Advertisement

Doctors Should Prescribe Tried-and-True Over New Drugs

Share
WASHINGTON POST

Newly approved drugs are riskier than older ones and doctors should avoid prescribing them when equally effective and long-used medications are available, according to a study in Wednesday’s Journal of the American Medical Assn.

In a provocative review of a quarter-century of unexpected and harmful side effects from the most innovative new prescription drugs, the authors found that more than 10% either had been taken off the market or required new warnings against dangerous “adverse reactions.”

“Based on our results and those of others, clinicians should avoid using new drugs when older, similarly (effective drugs) are available,” the authors conclude. “Patients who must use new drugs should be informed of the drug’s limited experience and safety record.”

Advertisement

The findings add to the increasingly contentious debate over whether the Food and Drug Administration is doing enough to protect consumers from the risks posed by new drugs.

Among the medications taken off the market in 2000 are the nighttime heartburn drug Propulsid (removed because of fatal heart rhythm abnormalities), the diabetes drug Rezulin (removed after causing liver failure), and the irritable bowel syndrome treatment Lotronex (removed for causing fatal constipation and colitis.)

While the FDA’s job is to assure that drugs coming on the market are safe and effective, officials there acknowledge that a small number of harmful side effects undetected during pre-market trials are inevitably discovered only after a drug is approved and used by millions of patients.

Because the FDA approved many more drugs during the 1990s than in previous decades, more unexpected harmful side effects are appearing.

“Our data found that only half of all serious adverse reactions are detected seven years after a drug enters the market,” said the study’s lead author, Karen Lasser. “Millions of patients are exposed to potentially unsafe drugs each year.”

In an accompanying commentary in the journal, a top official with the FDA’s Center for Drug Evaluation and Research Policy, Robert Temple, argued that the study’s assessment of the agency’s track record on safety issues was misleading.
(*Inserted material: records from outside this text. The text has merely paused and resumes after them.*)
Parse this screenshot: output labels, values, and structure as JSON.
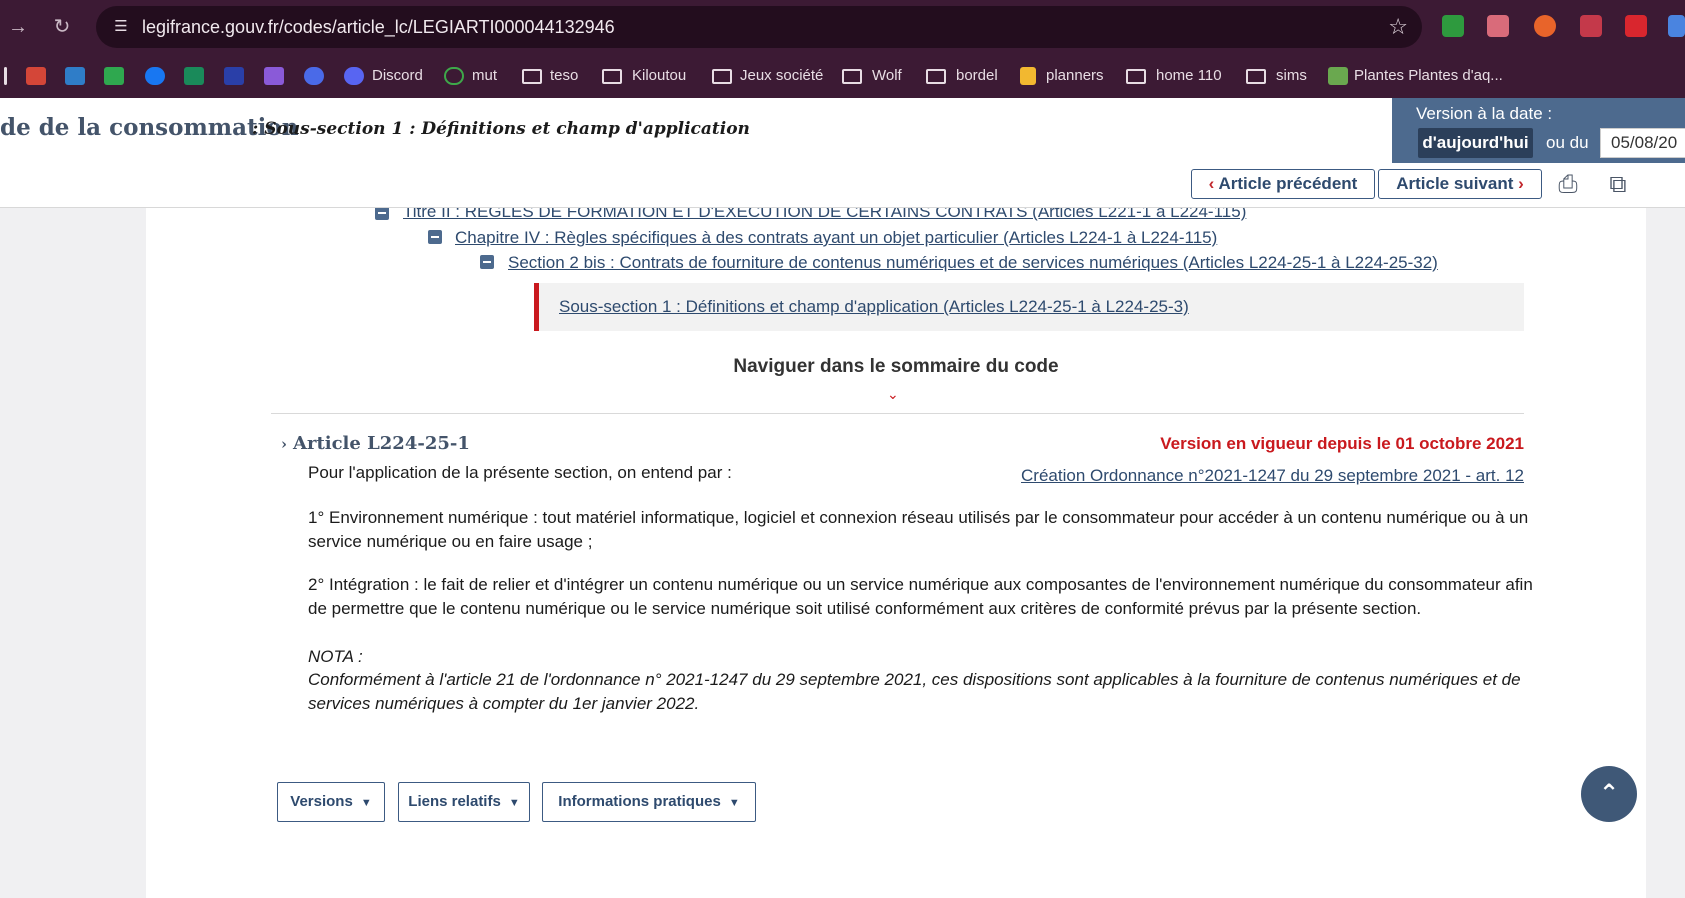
{
  "browser": {
    "url": "legifrance.gouv.fr/codes/article_lc/LEGIARTI000044132946",
    "bookmarks": [
      {
        "label": "Discord"
      },
      {
        "label": "mut"
      },
      {
        "label": "teso"
      },
      {
        "label": "Kiloutou"
      },
      {
        "label": "Jeux société"
      },
      {
        "label": "Wolf"
      },
      {
        "label": "bordel"
      },
      {
        "label": "planners"
      },
      {
        "label": "home 110"
      },
      {
        "label": "sims"
      },
      {
        "label": "Plantes Plantes d'aq..."
      }
    ]
  },
  "header": {
    "code_title": "de de la consommation",
    "subtitle": ": Sous-section 1 : Définitions et champ d'application",
    "version_label": "Version à la date :",
    "today_label": "d'aujourd'hui",
    "or_label": "ou du",
    "date_value": "05/08/20"
  },
  "toolbar": {
    "prev_label": "Article précédent",
    "next_label": "Article suivant"
  },
  "toc": {
    "titre": "Titre II : RÈGLES DE FORMATION ET D'EXÉCUTION DE CERTAINS CONTRATS (Articles L221-1 à L224-115)",
    "chapitre": "Chapitre IV : Règles spécifiques à des contrats ayant un objet particulier (Articles L224-1 à L224-115)",
    "section": "Section 2 bis : Contrats de fourniture de contenus numériques et de services numériques (Articles L224-25-1 à L224-25-32)",
    "sous_section": "Sous-section 1 : Définitions et champ d'application (Articles L224-25-1 à L224-25-3)",
    "nav_label": "Naviguer dans le sommaire du code"
  },
  "article": {
    "title": "Article L224-25-1",
    "vigueur": "Version en vigueur depuis le 01 octobre 2021",
    "creation": "Création Ordonnance n°2021-1247 du 29 septembre 2021 - art. 12",
    "p1": "Pour l'application de la présente section, on entend par :",
    "p2": "1° Environnement numérique : tout matériel informatique, logiciel et connexion réseau utilisés par le consommateur pour accéder à un contenu numérique ou à un service numérique ou en faire usage ;",
    "p3": "2° Intégration : le fait de relier et d'intégrer un contenu numérique ou un service numérique aux composantes de l'environnement numérique du consommateur afin de permettre que le contenu numérique ou le service numérique soit utilisé conformément aux critères de conformité prévus par la présente section.",
    "nota_label": "NOTA :",
    "nota_text": "Conformément à l'article 21 de l'ordonnance n° 2021-1247 du 29 septembre 2021, ces dispositions sont applicables à la fourniture de contenus numériques et de services numériques à compter du 1er janvier 2022."
  },
  "buttons": {
    "versions": "Versions",
    "liens": "Liens relatifs",
    "infos": "Informations pratiques"
  },
  "colors": {
    "chrome": "#3c1a34",
    "accent_blue": "#2e4a6e",
    "accent_red": "#c9191e"
  }
}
He said many of the warnings added after drugs were on the market were added because of subsequent scientific discoveries or because medications known to be toxic turned out to be more toxic than expected.

Advertisement

“This is a useful study,” Temple said in an interview. “But when I looked more carefully, many of the problems described are not good reasons to avoid using a new drug.... Patients needn’t be nervous about using new drugs prescribed by their doctors.”

Temple said that recent changes in how drugs are developed should help limit the number of problematic side effects in the future. He also said that regulators are now focused in particular on potential liver damage from new drugs, the cause of some of the most significant drug withdrawals.

The drug industry trade group Pharmaceutical Research and Manufacturers of America, or PhRMA, on Tuesday attacked the JAMA study as “misinformed and misleading.”

“We note that Dr. Lasser et al. state that the benefit/risk ratio of new medicines sometimes shifts as new information is acquired after marketing, but they fail to state that it often shifts to the benefit side,” PhRMA said in a statement. “For example, cholesterol-lowering drugs have been found after marketing to have significant additional benefits.”

But Sidney Wolfe of Public Citizen’s Health Research Group, a doctor and co-author on the JAMA study, said that despite FDA assurances, significant safety problems remain. “Rather than getting better, we believe the situation is just as bad, or worse,” he said.

The authors of the study, most from Cambridge Hospital and Harvard Medical School, used FDA announcements and the Physicians’ Desk Reference--an annual compendium of drugs on the market--to study how many medications were withdrawn and how many required new safety notices to doctors, called “black box” warnings. Between 1975 and 1999, they report, 548 new chemical entities were approved by the FDA as prescription drugs, and 56 were either withdrawn or given new black box warnings.

Advertisement

Because many of the 548 drugs were approved recently, the researchers used a probability analysis to estimate how many would require FDA action in the future. Based on experience, they concluded that about 20% of the drugs would acquire a new black box warning over a 25-year period or would be taken off the market.